Baby, It’s Cold Inside isn’t perfect. ‘Auto Show Day of the Dead’ uses and repeats a slightly ill-advised piano section which puts the theme of warmth on hold and freezes the record in a state which is perhaps too eerie and too paranoid. The hot spits of glitches continue while a guitar line almost parallels the piano one, but they are no longer steeped in reminiscence and contemplation, but instead in one-eye open anxiety and sinister weirdness. Nevertheless, the band has still managed to create a world here for the listener to experience, investigate and wander. It may not be in keeping with the rest of the record, but it is still a meticulously structured, fantastically vast and flawlessly detailed world regardless.

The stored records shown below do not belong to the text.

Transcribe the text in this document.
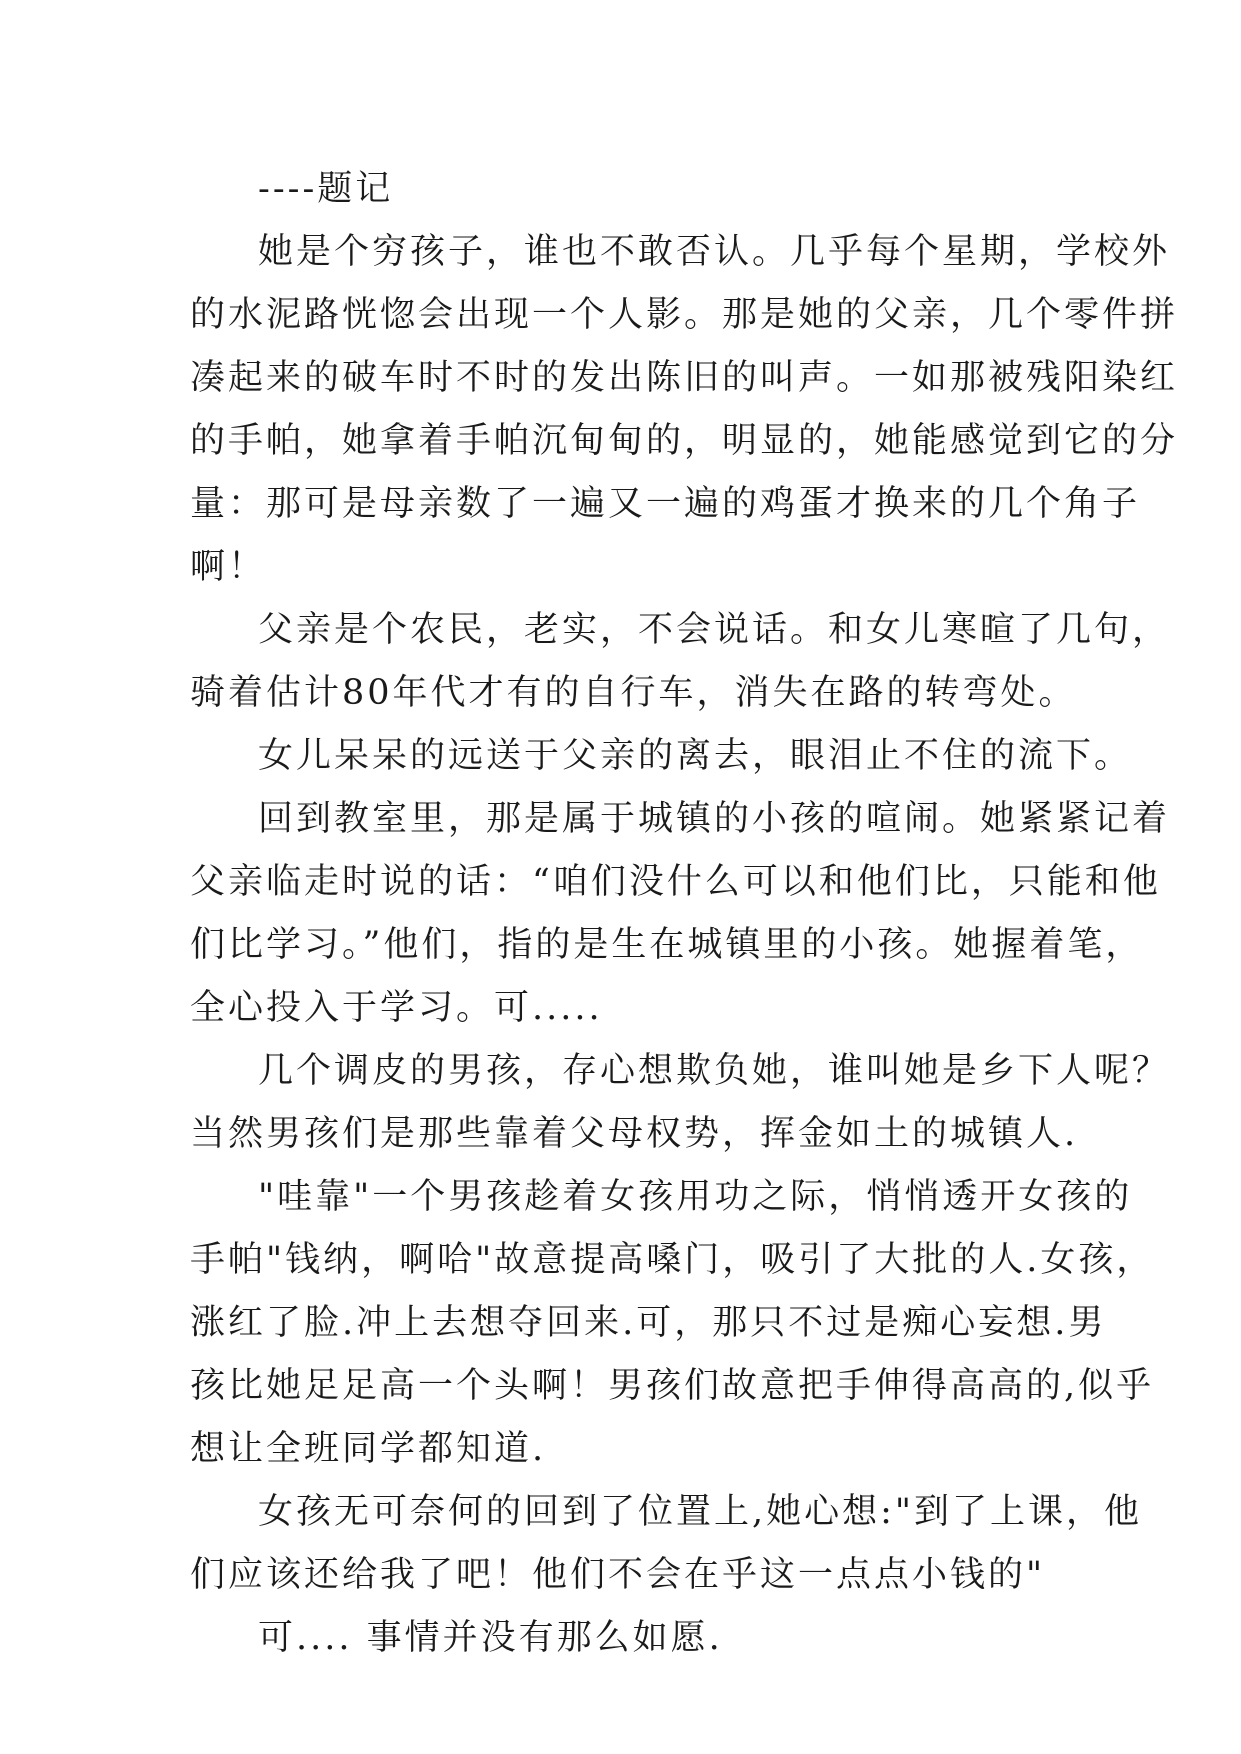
----题记
她是个穷孩子，谁也不敢否认。几乎每个星期，学校外
的水泥路恍惚会出现一个人影。那是她的父亲，几个零件拼
凑起来的破车时不时的发出陈旧的叫声。一如那被残阳染红
的手帕，她拿着手帕沉甸甸的，明显的，她能感觉到它的分
量：那可是母亲数了一遍又一遍的鸡蛋才换来的几个角子
啊！
父亲是个农民，老实，不会说话。和女儿寒暄了几句，
骑着估计80年代才有的自行车，消失在路的转弯处。
女儿呆呆的远送于父亲的离去，眼泪止不住的流下。
回到教室里，那是属于城镇的小孩的喧闹。她紧紧记着
父亲临走时说的话：“咱们没什么可以和他们比，只能和他
们比学习。”他们，指的是生在城镇里的小孩。她握着笔，
全心投入于学习。可.....
几个调皮的男孩，存心想欺负她，谁叫她是乡下人呢？
当然男孩们是那些靠着父母权势，挥金如土的城镇人.
"哇靠"一个男孩趁着女孩用功之际，悄悄透开女孩的
手帕"钱纳，啊哈"故意提高嗓门，吸引了大批的人.女孩，
涨红了脸.冲上去想夺回来.可，那只不过是痴心妄想.男
孩比她足足高一个头啊！男孩们故意把手伸得高高的,似乎
想让全班同学都知道.
女孩无可奈何的回到了位置上,她心想:"到了上课，他
们应该还给我了吧！他们不会在乎这一点点小钱的"
可.... 事情并没有那么如愿.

That’s why records like this are so difficult to review. Not only do they transport you to places that are so deeply personal to each individual that describing them would be, ultimately, meaningless. Not only do the worlds themselves so defy the manacled categorizations of adjectives and verbs that they force the reviewer into making descriptions which are vague and almost spineless. Not only this, but these albums also require your attention to wander to fully succeed, to be actively inactive. To bore and to burrow into the noise, to develop and to tangle outside of it. Eventually, the sounds of these records fertilize thoughts that tunnel so deep or climb so high that you couldn’t possibly follow them to the end. But ask yourself: would you really want to?
Baby, It’s Cold Inside embodies all these qualities and more. It’s simply one of
those albums. And while the theme which unites this special group of albums is their alluring ineffability, there is still one word that can be assigned to them. Timeless.